Multinational technology groups are restructuring their production strategies, giving Vietnam a reason to hope that it would be their next destination. But Myanmar and Indonesia, which also have low labour costs, are scrambling to attract the same investors as well.
According to PingWest, a technology news website, Microsoft is continuing to restructure and will shut down a factory in China, and dismiss tens of thousands of workers in Guangdong province.
Most of them work at mobilephone assembling factories of Nokia, which was recently taken over by Microsoft.
The move will occur before the Chinese 2015 Lunar New Year holiday.

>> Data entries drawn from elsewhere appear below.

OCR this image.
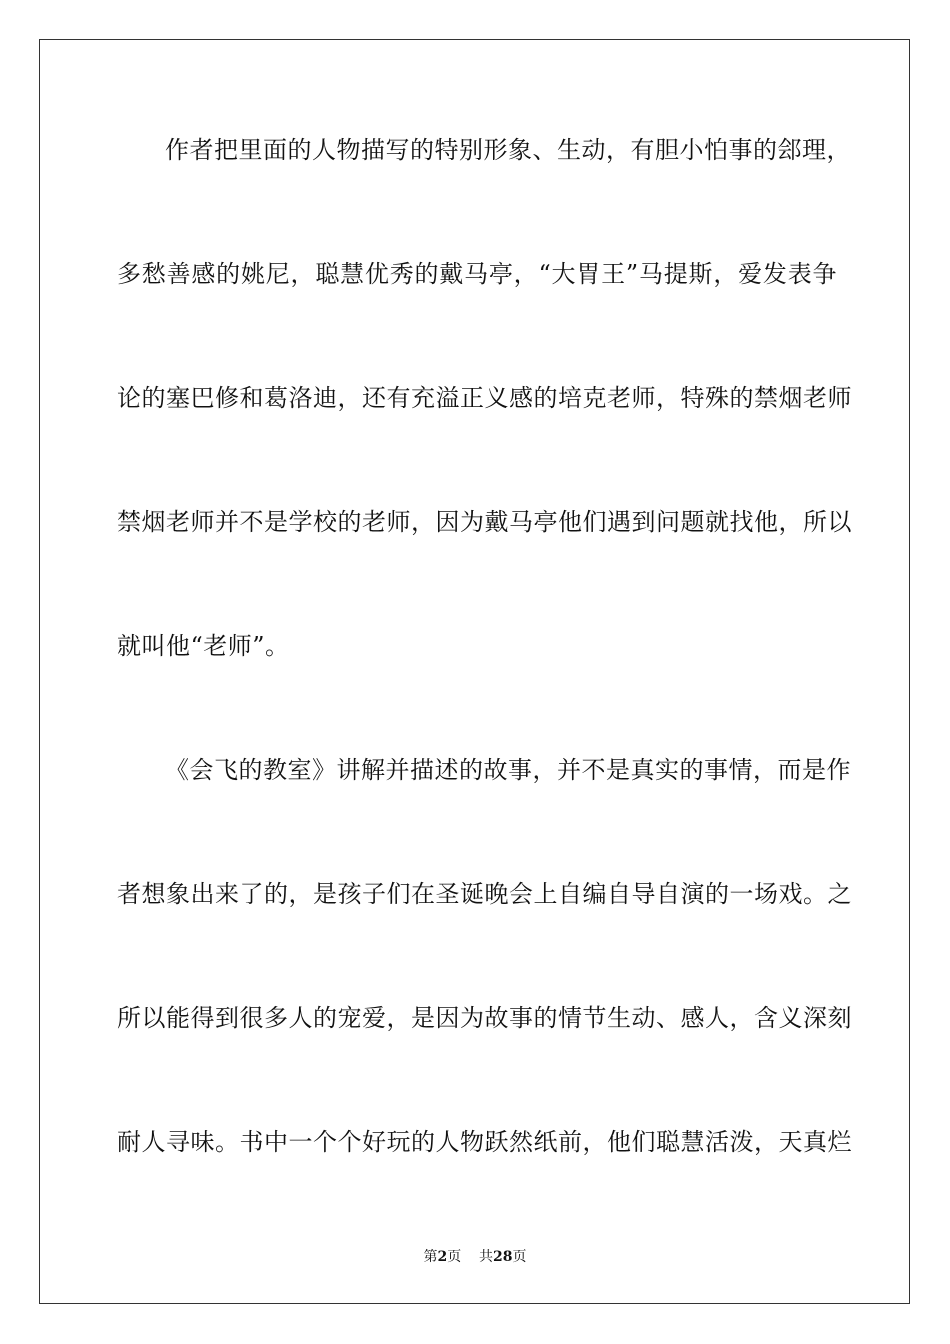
作者把里面的人物描写的特别形象、生动，有胆小怕事的郐理，
多愁善感的姚尼，聪慧优秀的戴马亭，“大胃王”马提斯，爱发表争
论的塞巴修和葛洛迪，还有充溢正义感的培克老师，特殊的禁烟老师
禁烟老师并不是学校的老师，因为戴马亭他们遇到问题就找他，所以
就叫他“老师”。
《会飞的教室》讲解并描述的故事，并不是真实的事情，而是作
者想象出来了的，是孩子们在圣诞晚会上自编自导自演的一场戏。之
所以能得到很多人的宠爱，是因为故事的情节生动、感人，含义深刻
耐人寻味。书中一个个好玩的人物跃然纸前，他们聪慧活泼，天真烂
第2页 共28页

The decision to shut down the factory in Guangdong is attributed to higher labor costs in China and Microsoft’s production re-positioning strategy.
The decision is bad news for Chinese workers, but good for other countries, including Vietnam, which now has every reason to invite the technology giant.
An official of the Ministry of Industry and Trade (MOIT) noted that Vietnam’s cheap labor costs are a big draw for high-technology groups.
A report by the Japan External Trade Organization (Jetro) showed that employers only have to pay $145 a month to workers in Hanoi, which is two to three times lower than the average pay to workers in Guangzhou or Shenzhen.
The success of Intel, another technology giant, in Vietnam, would also be a reason for Microsoft and others to consider coming to Vietnam.
At first, Intel intended to invest $300 million in a project on assembling and testing microchips in Vietnam but later decided to raise investment capital to $1 billion.
In late 2014, Intel Vietnam reportedly succeeded in making microprocessors for personal computers with products named Haswell. With the achievement, Intel has become a new major production base of Intel, which will provide 80 percent of Haswell microprocessors to Intel’s global market.
The official said Intel’s success in Vietnam shows that the Vietnamese labor force is quite capable of satisfying the strict requirements set by the world’s leading technology groups.
However, an analyst warned that Vietnam will have to struggle with some formidable rivals to “catch Microsoft’s eyes”.
The US technology giant is reportedly now considering two countries in Africa, Mexico and Brazil, and Indonesia and Myanmar in South East Asia for its new production bases.
The labor costs are reportedly also very competitive in Indonesia with the workers’ average pay at $1,163 per annum, two times lower than in China.
Meanwhile, Myanmar in 2014 alone attracted $7 billion worth of foreign direct investment.